Иллюзионизм Фридриха Шлегеля, доведенный до крайности, обозначал в то же время избавление от иллюзий. В писаниях Фридриха Шлегеля гораздо упрямее, систематичное, сознательнее, чем это делали Кант или Шиллер, иллюзии всюду обличаются как таковые. Осознанные иллюзии теряют власть. Иронический романтизм, обоснованный Шлегелем, был признаком падения третьесословной идеологии. Через молодого Шлегеля эта идеология была взбита до пены, до плеска. Его эллинизирующий энтузиазм предъявлял буржуазной современности неисполнимые требования, переброшенные через голову всей буржуазной формации. «Ирония» отделила буржуазную «прозу» от утопической «поэзии».

Она сама намеренно свидетельствовала, что все эти синтезы и плановые построения, вносимые в мир частных интересов и стихийной практики, полны формализма, механистичны и произвольны. В ней содержался скрытый вывод, что всякие попытки преодолеть исторически существующий тип человека и его культуру только в мыслях, только идейно, от начала до конца химеричны и безнадежны.
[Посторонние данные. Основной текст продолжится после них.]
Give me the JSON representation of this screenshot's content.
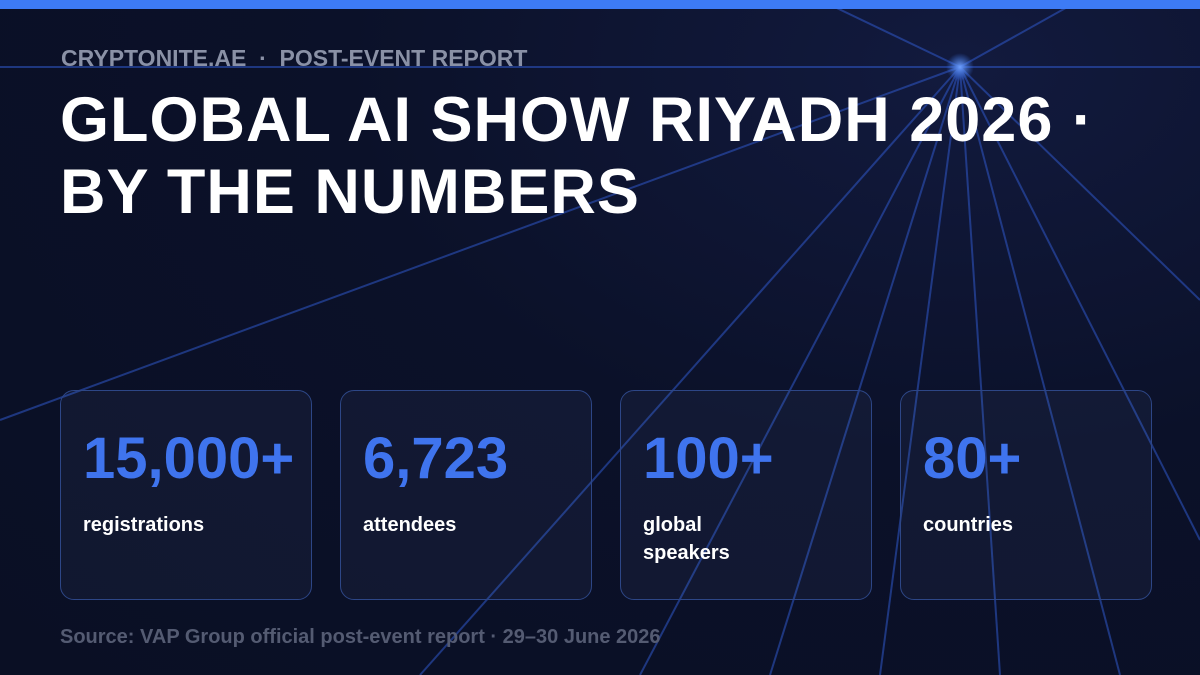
{
  "header": {
    "eyebrow": "CRYPTONITE.AE  ·  POST-EVENT REPORT",
    "title": "GLOBAL AI SHOW RIYADH 2026 · BY THE NUMBERS"
  },
  "stats": [
    {
      "value": "15,000+",
      "label": "registrations"
    },
    {
      "value": "6,723",
      "label": "attendees"
    },
    {
      "value": "100+",
      "label": "global speakers"
    },
    {
      "value": "80+",
      "label": "countries"
    }
  ],
  "footer": {
    "source": "Source: VAP Group official post-event report · 29–30 June 2026"
  }
}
Для того, чтобы поднять этого человека, нужно было практически изменить в корне его общественные отношения, изменить его реальную природу. Ирония оставалась только голой неудовлетворенностью наличным положением вещей, демонстрацией того, что автор знает лучшее, но не в силах проложить дорогу к этому лучшему.
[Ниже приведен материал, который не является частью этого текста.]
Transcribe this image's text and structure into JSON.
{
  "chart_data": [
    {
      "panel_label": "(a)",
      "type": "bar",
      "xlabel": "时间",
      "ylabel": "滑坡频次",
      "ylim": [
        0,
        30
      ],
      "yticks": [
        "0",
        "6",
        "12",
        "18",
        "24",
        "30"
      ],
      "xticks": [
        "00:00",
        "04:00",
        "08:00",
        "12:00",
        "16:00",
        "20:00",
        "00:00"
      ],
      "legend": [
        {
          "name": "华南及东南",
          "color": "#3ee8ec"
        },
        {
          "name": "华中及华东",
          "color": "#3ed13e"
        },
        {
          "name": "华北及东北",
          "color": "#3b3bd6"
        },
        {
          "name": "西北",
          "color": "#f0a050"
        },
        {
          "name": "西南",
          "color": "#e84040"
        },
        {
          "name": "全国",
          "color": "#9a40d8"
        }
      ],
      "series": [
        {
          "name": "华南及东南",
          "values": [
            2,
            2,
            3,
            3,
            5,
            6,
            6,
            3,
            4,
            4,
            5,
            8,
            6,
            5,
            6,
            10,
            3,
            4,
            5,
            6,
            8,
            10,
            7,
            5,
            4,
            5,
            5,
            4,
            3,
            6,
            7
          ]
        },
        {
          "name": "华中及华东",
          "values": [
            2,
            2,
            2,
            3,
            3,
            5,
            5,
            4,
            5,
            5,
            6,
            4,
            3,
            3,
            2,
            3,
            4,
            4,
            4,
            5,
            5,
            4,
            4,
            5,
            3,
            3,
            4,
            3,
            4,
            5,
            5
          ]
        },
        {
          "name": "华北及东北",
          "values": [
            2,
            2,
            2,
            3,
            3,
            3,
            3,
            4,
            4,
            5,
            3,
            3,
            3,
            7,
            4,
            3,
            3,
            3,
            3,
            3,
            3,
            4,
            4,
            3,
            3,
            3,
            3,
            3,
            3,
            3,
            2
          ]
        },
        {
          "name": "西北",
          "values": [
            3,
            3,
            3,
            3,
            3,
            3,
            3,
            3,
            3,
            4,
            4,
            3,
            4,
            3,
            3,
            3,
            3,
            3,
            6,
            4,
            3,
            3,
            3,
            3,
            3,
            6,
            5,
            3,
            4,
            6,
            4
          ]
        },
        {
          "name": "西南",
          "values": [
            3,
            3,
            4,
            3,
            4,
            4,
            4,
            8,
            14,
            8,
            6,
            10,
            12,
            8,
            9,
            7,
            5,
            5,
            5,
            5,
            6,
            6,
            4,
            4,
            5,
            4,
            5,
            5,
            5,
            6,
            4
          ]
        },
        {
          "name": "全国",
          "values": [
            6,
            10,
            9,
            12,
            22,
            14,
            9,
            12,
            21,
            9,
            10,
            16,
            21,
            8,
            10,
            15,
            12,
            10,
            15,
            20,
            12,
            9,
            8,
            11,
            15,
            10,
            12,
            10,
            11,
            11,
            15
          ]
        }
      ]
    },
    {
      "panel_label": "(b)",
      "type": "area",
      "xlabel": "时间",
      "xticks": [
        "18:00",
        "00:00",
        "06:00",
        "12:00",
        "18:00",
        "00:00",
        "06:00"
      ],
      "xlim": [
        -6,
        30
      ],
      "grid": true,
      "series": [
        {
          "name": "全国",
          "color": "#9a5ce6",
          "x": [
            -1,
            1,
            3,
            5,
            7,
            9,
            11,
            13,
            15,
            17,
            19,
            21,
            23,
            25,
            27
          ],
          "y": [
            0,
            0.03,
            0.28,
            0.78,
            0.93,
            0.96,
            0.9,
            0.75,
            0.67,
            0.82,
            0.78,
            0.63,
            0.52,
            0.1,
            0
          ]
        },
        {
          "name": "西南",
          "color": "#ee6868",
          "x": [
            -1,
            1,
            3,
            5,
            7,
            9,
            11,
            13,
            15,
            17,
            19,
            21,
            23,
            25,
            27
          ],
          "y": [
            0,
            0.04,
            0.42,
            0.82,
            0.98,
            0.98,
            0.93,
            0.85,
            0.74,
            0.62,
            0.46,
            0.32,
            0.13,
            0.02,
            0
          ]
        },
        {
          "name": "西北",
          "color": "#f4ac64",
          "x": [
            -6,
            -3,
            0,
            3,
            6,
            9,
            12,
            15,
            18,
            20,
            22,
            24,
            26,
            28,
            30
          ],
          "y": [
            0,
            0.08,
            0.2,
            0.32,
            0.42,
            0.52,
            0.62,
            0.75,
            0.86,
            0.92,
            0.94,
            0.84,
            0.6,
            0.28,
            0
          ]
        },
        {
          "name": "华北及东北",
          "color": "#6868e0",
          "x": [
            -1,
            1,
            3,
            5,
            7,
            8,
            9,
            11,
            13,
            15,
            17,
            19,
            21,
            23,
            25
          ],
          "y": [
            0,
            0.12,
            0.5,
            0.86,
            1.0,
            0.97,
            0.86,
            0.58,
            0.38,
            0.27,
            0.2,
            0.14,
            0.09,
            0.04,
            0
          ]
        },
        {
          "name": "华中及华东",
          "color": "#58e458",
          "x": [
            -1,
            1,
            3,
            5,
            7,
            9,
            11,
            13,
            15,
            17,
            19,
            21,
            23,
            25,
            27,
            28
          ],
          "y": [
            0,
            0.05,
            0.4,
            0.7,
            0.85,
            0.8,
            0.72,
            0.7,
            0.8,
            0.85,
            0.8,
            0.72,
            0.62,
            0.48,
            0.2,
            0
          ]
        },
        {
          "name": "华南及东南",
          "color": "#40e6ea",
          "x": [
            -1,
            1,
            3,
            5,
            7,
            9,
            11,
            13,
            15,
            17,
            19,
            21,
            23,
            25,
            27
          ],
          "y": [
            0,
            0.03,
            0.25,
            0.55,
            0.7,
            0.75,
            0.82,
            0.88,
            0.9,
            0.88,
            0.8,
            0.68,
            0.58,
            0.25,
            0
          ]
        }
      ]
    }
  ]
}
В чисто познавательном смысле ирония означала, что тот частный способ освоения мира, который практикуется в данном произведении, самим автором признается неокончательным, но выходы за его пределы тоже всего лишь субъективны и гипотетичны. Поэтому Тик в разговорах с Кепке указывал на двойную природу иронии:

«Она не является насмешкой, издевательством, как это обыкновенно понимают, но скорее всего в ней присутствует глубокая серьезность, связанная с шуткой и подлинным весельем».
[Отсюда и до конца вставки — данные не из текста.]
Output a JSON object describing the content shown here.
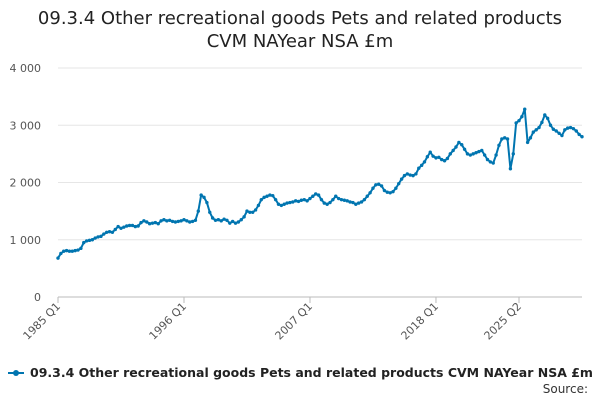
{
  "title_line1": "09.3.4 Other recreational goods Pets and related products",
  "title_line2": "CVM NAYear NSA £m",
  "source_label": "Source:",
  "chart_data": {
    "type": "line",
    "title": "09.3.4 Other recreational goods Pets and related products CVM NAYear NSA £m",
    "xlabel": "",
    "ylabel": "",
    "ylim": [
      0,
      4000
    ],
    "yticks": [
      0,
      1000,
      2000,
      3000,
      4000
    ],
    "ytick_labels": [
      "0",
      "1 000",
      "2 000",
      "3 000",
      "4 000"
    ],
    "xticks": [
      "1985 Q1",
      "1996 Q1",
      "2007 Q1",
      "2018 Q1",
      "2025 Q2"
    ],
    "x_start": "1985 Q1",
    "x_end": "2025 Q2",
    "grid": true,
    "legend_position": "bottom",
    "color": "#0075b0",
    "series": [
      {
        "name": "09.3.4 Other recreational goods Pets and related products CVM NAYear NSA £m",
        "values": [
          680,
          760,
          800,
          810,
          800,
          800,
          810,
          820,
          850,
          950,
          980,
          990,
          1000,
          1030,
          1050,
          1060,
          1100,
          1130,
          1140,
          1130,
          1180,
          1230,
          1200,
          1220,
          1240,
          1250,
          1250,
          1230,
          1240,
          1300,
          1330,
          1310,
          1280,
          1290,
          1300,
          1280,
          1330,
          1350,
          1330,
          1340,
          1320,
          1310,
          1320,
          1330,
          1350,
          1330,
          1310,
          1320,
          1340,
          1500,
          1780,
          1740,
          1650,
          1480,
          1380,
          1340,
          1350,
          1330,
          1360,
          1340,
          1290,
          1320,
          1290,
          1310,
          1350,
          1400,
          1500,
          1480,
          1480,
          1520,
          1600,
          1700,
          1740,
          1760,
          1780,
          1770,
          1700,
          1620,
          1600,
          1620,
          1640,
          1650,
          1660,
          1680,
          1670,
          1690,
          1700,
          1680,
          1720,
          1760,
          1800,
          1780,
          1700,
          1640,
          1620,
          1650,
          1700,
          1760,
          1720,
          1700,
          1690,
          1680,
          1660,
          1650,
          1620,
          1640,
          1660,
          1700,
          1760,
          1820,
          1900,
          1960,
          1970,
          1940,
          1860,
          1830,
          1820,
          1840,
          1900,
          1980,
          2060,
          2120,
          2150,
          2130,
          2120,
          2150,
          2250,
          2300,
          2360,
          2450,
          2530,
          2460,
          2430,
          2440,
          2400,
          2380,
          2420,
          2500,
          2560,
          2620,
          2700,
          2660,
          2580,
          2500,
          2480,
          2500,
          2520,
          2540,
          2560,
          2480,
          2400,
          2360,
          2340,
          2480,
          2650,
          2760,
          2780,
          2760,
          2240,
          2500,
          3040,
          3080,
          3150,
          3280,
          2700,
          2780,
          2880,
          2920,
          2960,
          3050,
          3180,
          3120,
          3000,
          2930,
          2900,
          2860,
          2820,
          2920,
          2950,
          2960,
          2940,
          2900,
          2840,
          2800
        ]
      }
    ]
  }
}
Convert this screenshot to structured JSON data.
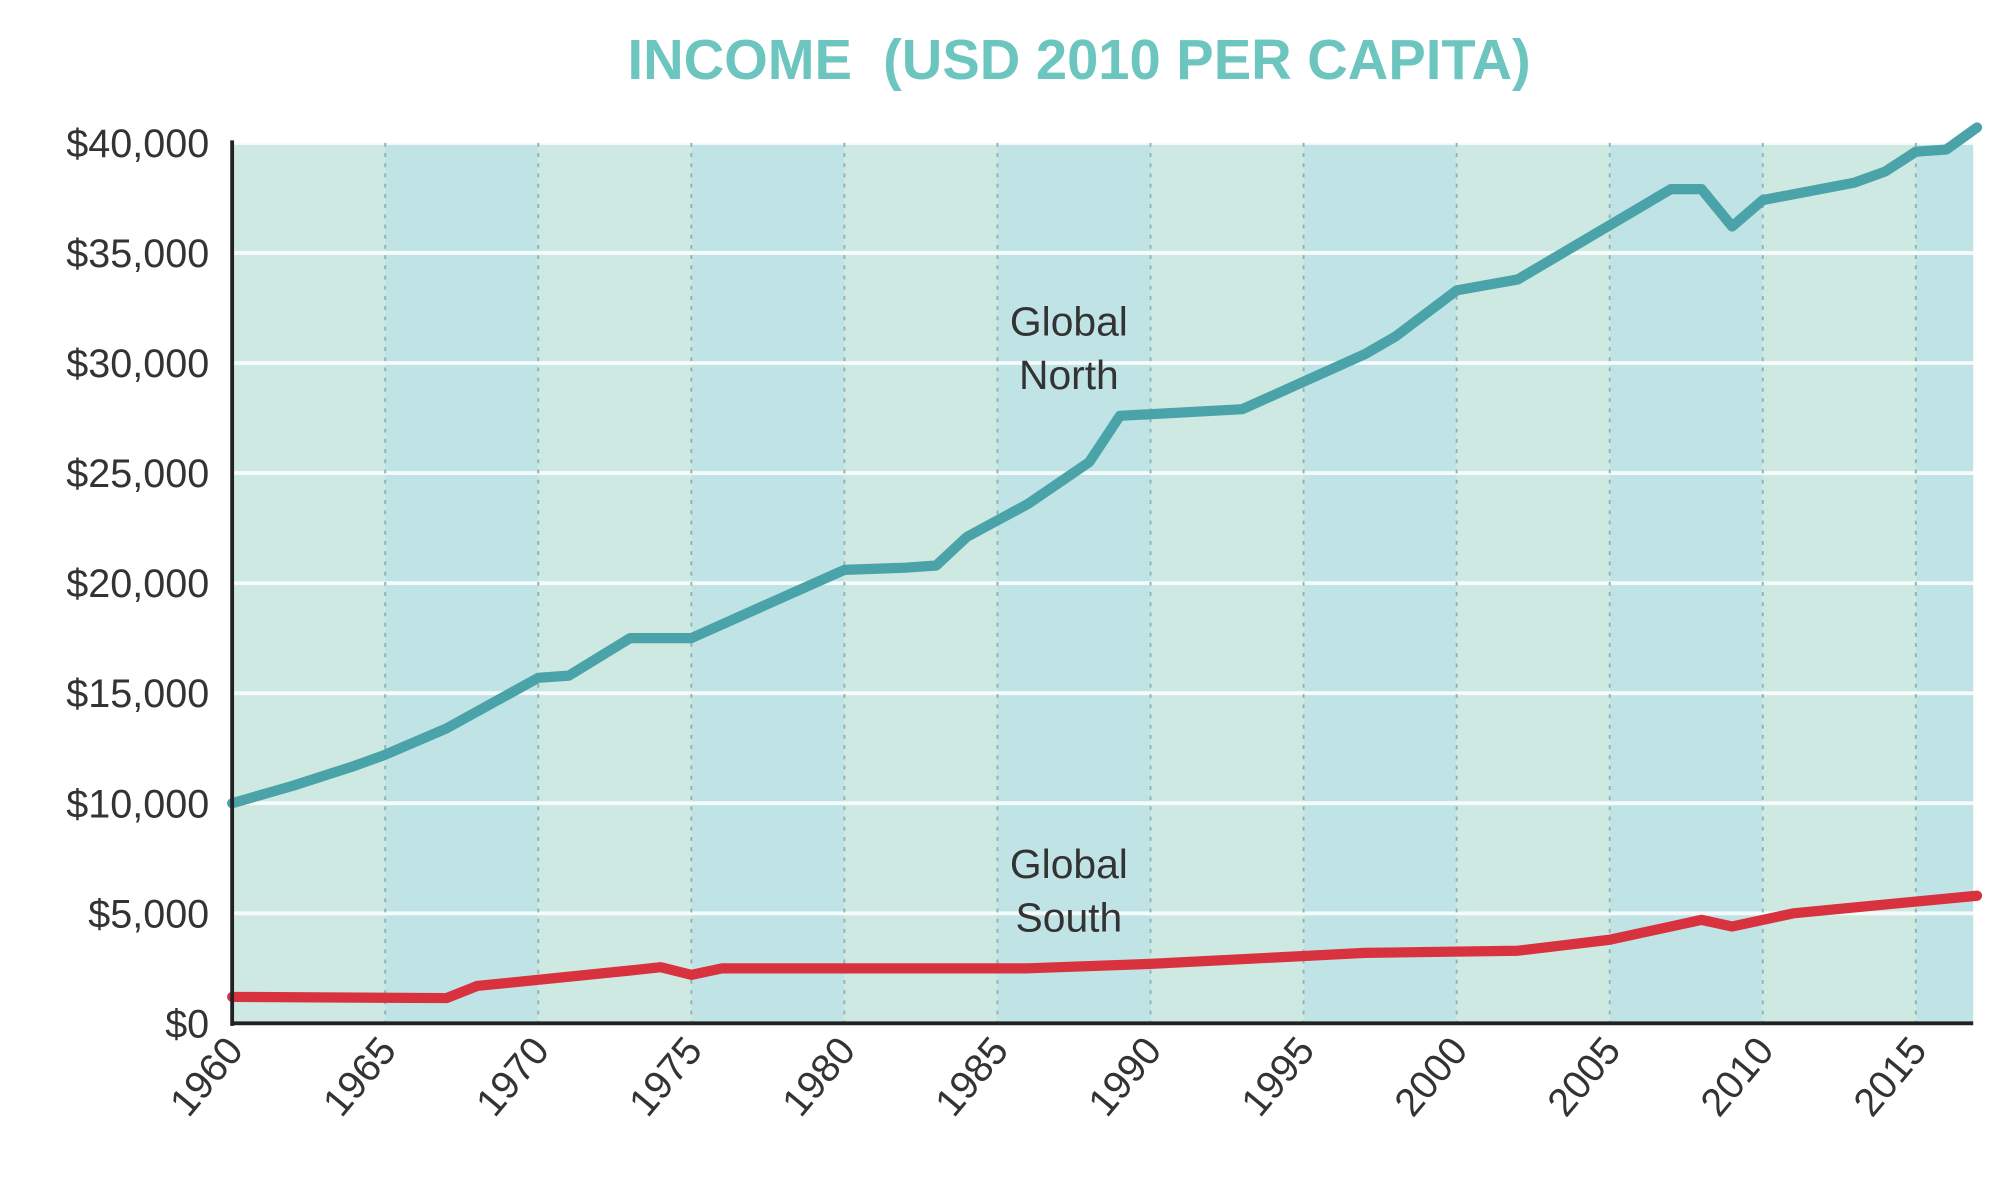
{
  "chart_data": {
    "type": "line",
    "title": "INCOME  (USD 2010 PER CAPITA)",
    "xlabel": "",
    "ylabel": "",
    "xlim": [
      1960,
      2017
    ],
    "ylim": [
      0,
      40000
    ],
    "grid": true,
    "x_ticks": [
      "1960",
      "1965",
      "1970",
      "1975",
      "1980",
      "1985",
      "1990",
      "1995",
      "2000",
      "2005",
      "2010",
      "2015"
    ],
    "y_ticks": [
      "$0",
      "$5,000",
      "$10,000",
      "$15,000",
      "$20,000",
      "$25,000",
      "$30,000",
      "$35,000",
      "$40,000"
    ],
    "series": [
      {
        "name": "Global North",
        "label_lines": [
          "Global",
          "North"
        ],
        "color": "#4aa3a8",
        "points": [
          [
            1960,
            10000
          ],
          [
            1962,
            10800
          ],
          [
            1964,
            11700
          ],
          [
            1965,
            12200
          ],
          [
            1967,
            13400
          ],
          [
            1970,
            15700
          ],
          [
            1971,
            15800
          ],
          [
            1973,
            17500
          ],
          [
            1975,
            17500
          ],
          [
            1980,
            20600
          ],
          [
            1982,
            20700
          ],
          [
            1983,
            20800
          ],
          [
            1984,
            22100
          ],
          [
            1986,
            23600
          ],
          [
            1988,
            25500
          ],
          [
            1989,
            27600
          ],
          [
            1993,
            27900
          ],
          [
            1997,
            30400
          ],
          [
            1998,
            31200
          ],
          [
            2000,
            33300
          ],
          [
            2002,
            33800
          ],
          [
            2007,
            37900
          ],
          [
            2008,
            37900
          ],
          [
            2009,
            36200
          ],
          [
            2010,
            37400
          ],
          [
            2013,
            38200
          ],
          [
            2014,
            38700
          ],
          [
            2015,
            39600
          ],
          [
            2016,
            39700
          ],
          [
            2017,
            40700
          ]
        ]
      },
      {
        "name": "Global South",
        "label_lines": [
          "Global",
          "South"
        ],
        "color": "#d8323f",
        "points": [
          [
            1960,
            1200
          ],
          [
            1967,
            1150
          ],
          [
            1968,
            1700
          ],
          [
            1973,
            2400
          ],
          [
            1974,
            2550
          ],
          [
            1975,
            2200
          ],
          [
            1976,
            2500
          ],
          [
            1986,
            2500
          ],
          [
            1990,
            2700
          ],
          [
            1997,
            3200
          ],
          [
            2002,
            3300
          ],
          [
            2005,
            3800
          ],
          [
            2008,
            4700
          ],
          [
            2009,
            4400
          ],
          [
            2011,
            5000
          ],
          [
            2017,
            5800
          ]
        ]
      }
    ],
    "colors": {
      "band_a": "#cde9e1",
      "band_b": "#c0e3e6",
      "title": "#6cc6bf"
    }
  }
}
Ирония знаменует и печаль бессилия и веселое попрание положенных границ.

В лагере романтиков, сохранивших бюргерское знамя, ироническая концепция действительности удержала влияние и после того, как сам изобретатель, младший Шлегель, отрекся от нее.

У того же Людвига Тика, у Гофмана, у Гейне романтическая ирония имела смысл чисто негативной сатиры, направленной в одинаковой степени и против наличной действительности и против самого автора, не способного подняться над чистым отрицанием. В ней сказались все исторические особенности мелкобуржуазной оппозиции в Германии за первую треть века — оппозиции, не нашедшей для себя массовой опоры и поэтому не видевшей средств к реальному изменению вещей.

Правый лагерь утешался тем, что им именно и открыты положительные исторические силы; положительный тип универсального сознания и универсального художества связывался для правого лагеря романтиков с этим открытием.

В самом конце столетия, между 1797 и 1799 годами, среди иенских романтиков параллельно теориям Фридриха Шлегеля складывается новое учение, отличное от них. В представлении его сторонников здесь возникает «реальный романтизм», на деле реально осуществивший задачи, с которыми Фридрих Шлегель справился только иронически.

Маркс писал о немцах:

«Мы разделяли с новыми народами реставрации, не разделяя их революций».

Перелом в истории романтизма связан с Термидором во Франции, с убылью революционного движения, с установлением во Франции господства буржуазного общества. В начале Великой революции Клопшток, немецкий поэт, знаменательно назвал свою оду в честь французских событий: «Они, а не мы!» («Sie, und nicht wir!»). Здесь восклицательный знак выражал сожаление.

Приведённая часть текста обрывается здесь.